Los aficionados, ondeando banderas iraníes, vitoreaban a los futbolistas mientras el comentarista enfatizaba el significado de representar a aquellos que han sacrificado sus vidas en esta lucha. Uno de los jugadores, Ehsan Hajsafi, leyó una proclamación que recordaba que la competición se lleva a cabo en medio de un conflicto y subrayó el orgullo de enarbolar la bandera de Irán. Este sentimiento se ve reflejado en el nombre simbólico de la delegación, “Minab 168”, en memoria de las víctimas de un bombardeo estadounidense sobre un colegio en esa localidad.
Sin embargo, la participación de Irán en el Mundial no está exenta de controversia. La tensión entre Estados Unidos e Irán ha moldeado este evento, con comentarios del expresidente Donald Trump sugiriendo que la selección iraní debería ser reemplazada por Italia. En medio de este trasfondo, irrisiones emergen entre los aficionados, quienes ven el Mundial como un escenario para demostrar que no temen pisar el suelo de su “enemigo”. “El fútbol se ha visto contaminado por la política”, afirmó Ali Dusti, un aficionado, resaltando la percepción de que la FIFA prioriza intereses políticos sobre el espíritu deportivo.
El presidente de la federación de fútbol iraní, Mehdi Taj, ha manifestado que la selección ha presentado diez condiciones a la FIFA, incluyendo garantías de visados para la delegación. Recientemente, los incidentes diplomáticos en la frontera de Canadá han puesto de relieve la inseguridad que rodea su participación, especialmente teniendo en cuenta que varios jugadores sirvieron en la Guardia Revolucionaria Islámica, considerada un “grupo terrorista” por EE. UU.
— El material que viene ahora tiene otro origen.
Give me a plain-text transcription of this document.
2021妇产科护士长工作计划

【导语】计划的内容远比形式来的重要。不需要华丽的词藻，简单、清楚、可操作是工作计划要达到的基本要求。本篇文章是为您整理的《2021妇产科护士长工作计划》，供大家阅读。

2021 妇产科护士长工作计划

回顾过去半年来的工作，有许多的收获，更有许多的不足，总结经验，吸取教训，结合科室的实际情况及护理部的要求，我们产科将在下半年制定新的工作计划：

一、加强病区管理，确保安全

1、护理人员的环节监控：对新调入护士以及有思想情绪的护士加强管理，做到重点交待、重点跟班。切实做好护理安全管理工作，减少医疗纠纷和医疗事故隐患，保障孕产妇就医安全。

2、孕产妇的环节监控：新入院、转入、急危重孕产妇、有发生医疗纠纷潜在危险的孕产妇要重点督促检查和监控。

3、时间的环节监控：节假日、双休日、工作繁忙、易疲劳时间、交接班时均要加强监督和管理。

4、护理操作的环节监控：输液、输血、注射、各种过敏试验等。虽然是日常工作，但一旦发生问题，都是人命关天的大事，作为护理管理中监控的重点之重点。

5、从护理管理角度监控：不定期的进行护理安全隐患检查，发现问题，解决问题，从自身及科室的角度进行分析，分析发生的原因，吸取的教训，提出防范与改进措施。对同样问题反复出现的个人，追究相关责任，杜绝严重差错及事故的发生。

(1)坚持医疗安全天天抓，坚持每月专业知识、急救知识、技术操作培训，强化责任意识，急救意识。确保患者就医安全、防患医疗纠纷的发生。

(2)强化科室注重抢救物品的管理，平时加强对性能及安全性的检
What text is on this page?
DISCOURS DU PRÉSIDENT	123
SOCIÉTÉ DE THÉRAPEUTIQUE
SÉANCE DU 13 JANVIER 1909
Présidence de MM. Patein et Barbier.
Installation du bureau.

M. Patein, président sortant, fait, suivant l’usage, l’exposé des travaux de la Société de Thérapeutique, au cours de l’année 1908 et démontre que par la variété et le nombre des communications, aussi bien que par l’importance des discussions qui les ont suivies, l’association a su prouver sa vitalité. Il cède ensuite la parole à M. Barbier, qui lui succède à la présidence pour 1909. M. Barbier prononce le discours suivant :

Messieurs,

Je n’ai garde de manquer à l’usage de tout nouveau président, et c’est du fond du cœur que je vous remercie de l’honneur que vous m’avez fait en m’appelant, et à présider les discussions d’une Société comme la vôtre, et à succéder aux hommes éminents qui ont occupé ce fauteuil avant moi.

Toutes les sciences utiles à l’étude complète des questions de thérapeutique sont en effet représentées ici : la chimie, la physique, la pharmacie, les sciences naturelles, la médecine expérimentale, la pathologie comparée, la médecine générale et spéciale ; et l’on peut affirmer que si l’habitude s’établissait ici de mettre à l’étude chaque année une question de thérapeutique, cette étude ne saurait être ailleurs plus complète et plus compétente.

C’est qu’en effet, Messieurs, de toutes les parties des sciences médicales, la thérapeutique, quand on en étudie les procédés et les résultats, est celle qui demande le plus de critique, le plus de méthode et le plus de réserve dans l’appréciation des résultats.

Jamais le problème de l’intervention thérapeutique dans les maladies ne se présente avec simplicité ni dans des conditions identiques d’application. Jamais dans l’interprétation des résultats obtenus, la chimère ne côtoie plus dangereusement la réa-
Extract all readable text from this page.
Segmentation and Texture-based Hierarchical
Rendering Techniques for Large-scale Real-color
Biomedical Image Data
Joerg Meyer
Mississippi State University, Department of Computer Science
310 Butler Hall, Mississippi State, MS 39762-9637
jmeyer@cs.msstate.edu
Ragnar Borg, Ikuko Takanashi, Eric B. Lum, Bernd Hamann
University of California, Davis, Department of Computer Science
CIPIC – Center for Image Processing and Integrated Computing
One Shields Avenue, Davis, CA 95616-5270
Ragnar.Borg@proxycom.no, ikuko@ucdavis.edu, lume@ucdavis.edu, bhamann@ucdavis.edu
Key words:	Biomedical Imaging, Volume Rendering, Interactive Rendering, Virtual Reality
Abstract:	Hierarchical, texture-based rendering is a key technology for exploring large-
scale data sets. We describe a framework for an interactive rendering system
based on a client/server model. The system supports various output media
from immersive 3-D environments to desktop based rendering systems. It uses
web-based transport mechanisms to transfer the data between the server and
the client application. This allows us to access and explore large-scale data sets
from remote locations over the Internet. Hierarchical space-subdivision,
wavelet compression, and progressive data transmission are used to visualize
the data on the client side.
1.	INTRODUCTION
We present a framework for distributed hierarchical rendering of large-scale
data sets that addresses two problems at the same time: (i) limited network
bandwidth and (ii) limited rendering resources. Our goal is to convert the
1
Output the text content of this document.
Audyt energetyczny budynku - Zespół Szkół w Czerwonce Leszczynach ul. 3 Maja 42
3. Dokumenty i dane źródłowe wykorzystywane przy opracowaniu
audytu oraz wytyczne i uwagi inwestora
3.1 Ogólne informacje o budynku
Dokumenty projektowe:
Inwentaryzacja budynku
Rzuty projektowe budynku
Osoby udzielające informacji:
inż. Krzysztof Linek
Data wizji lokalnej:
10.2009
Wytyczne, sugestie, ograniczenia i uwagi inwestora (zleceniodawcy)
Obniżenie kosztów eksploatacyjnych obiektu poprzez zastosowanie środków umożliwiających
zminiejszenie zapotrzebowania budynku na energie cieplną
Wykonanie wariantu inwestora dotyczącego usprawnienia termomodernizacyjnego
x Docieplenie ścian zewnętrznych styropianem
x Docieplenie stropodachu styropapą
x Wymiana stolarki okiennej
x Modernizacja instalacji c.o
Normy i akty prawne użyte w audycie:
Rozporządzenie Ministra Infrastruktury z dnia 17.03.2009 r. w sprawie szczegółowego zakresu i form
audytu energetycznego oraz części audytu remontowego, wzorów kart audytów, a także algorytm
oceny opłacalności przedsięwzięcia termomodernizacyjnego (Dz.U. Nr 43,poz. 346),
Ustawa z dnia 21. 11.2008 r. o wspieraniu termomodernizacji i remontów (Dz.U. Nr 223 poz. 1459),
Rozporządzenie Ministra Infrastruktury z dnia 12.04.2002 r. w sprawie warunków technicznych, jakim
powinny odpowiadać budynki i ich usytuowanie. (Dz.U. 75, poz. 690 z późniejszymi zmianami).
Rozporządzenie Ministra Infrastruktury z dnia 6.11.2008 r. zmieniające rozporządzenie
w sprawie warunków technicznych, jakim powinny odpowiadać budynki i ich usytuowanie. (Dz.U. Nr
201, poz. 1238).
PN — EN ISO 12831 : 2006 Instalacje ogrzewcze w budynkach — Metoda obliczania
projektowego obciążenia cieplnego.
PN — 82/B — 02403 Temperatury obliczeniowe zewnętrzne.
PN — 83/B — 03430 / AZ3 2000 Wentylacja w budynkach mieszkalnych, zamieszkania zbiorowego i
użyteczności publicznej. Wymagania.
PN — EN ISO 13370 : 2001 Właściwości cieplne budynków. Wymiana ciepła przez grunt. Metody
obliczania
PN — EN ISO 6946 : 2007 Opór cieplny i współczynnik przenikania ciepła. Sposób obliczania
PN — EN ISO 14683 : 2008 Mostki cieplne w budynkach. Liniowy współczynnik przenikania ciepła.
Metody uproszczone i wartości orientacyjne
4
Mientras la selección se prepara para su debut el 16 de junio contra Nueva Zelanda en Los Ángeles, el ambiente es tenso. Está claro que las esperanzas de los aficionados van más allá del fútbol: ven a su equipo como un símbolo de “esperanza, dignidad y unidad” en un momento de crisis. No obstante, los deportistas que se atreven a criticar al régimen enfrentan severas repercusiones, como lo evidencia la situación de exjugadores como Voria Ghafouri y Ali Karimi, que han sido objeto de persecución por sus posturas políticas.
Este contexto desafiante se extiende también al ámbito financiero del fútbol en Irán. Los clubes enfrentan graves problemas económicos debido a la guerra y las sanciones, lo que ha llevado a que varios de ellos se vean obligados a reducir su plantilla de jugadores extranjeros. Ali Tajernia, un administrativo del club Esteghlal, reconoce que la situación es insostenible, mencionando el impacto de los bombardeos en instalaciones deportivas y cómo esto ha afectado la capacidad de los clubes para cumplir con sus obligaciones.
De cara a este Mundial, la expectativa sigue alta en el corazón de los aficionados iraníes, quienes ven en el fútbol una forma de reivindicarse ante el mundo, a pesar de los tumultuosos tiempos que atraviesan. En este ambiente de presión y esperanza, cada partido no solo es un juego, sino un acto de resistencia y resiliencia.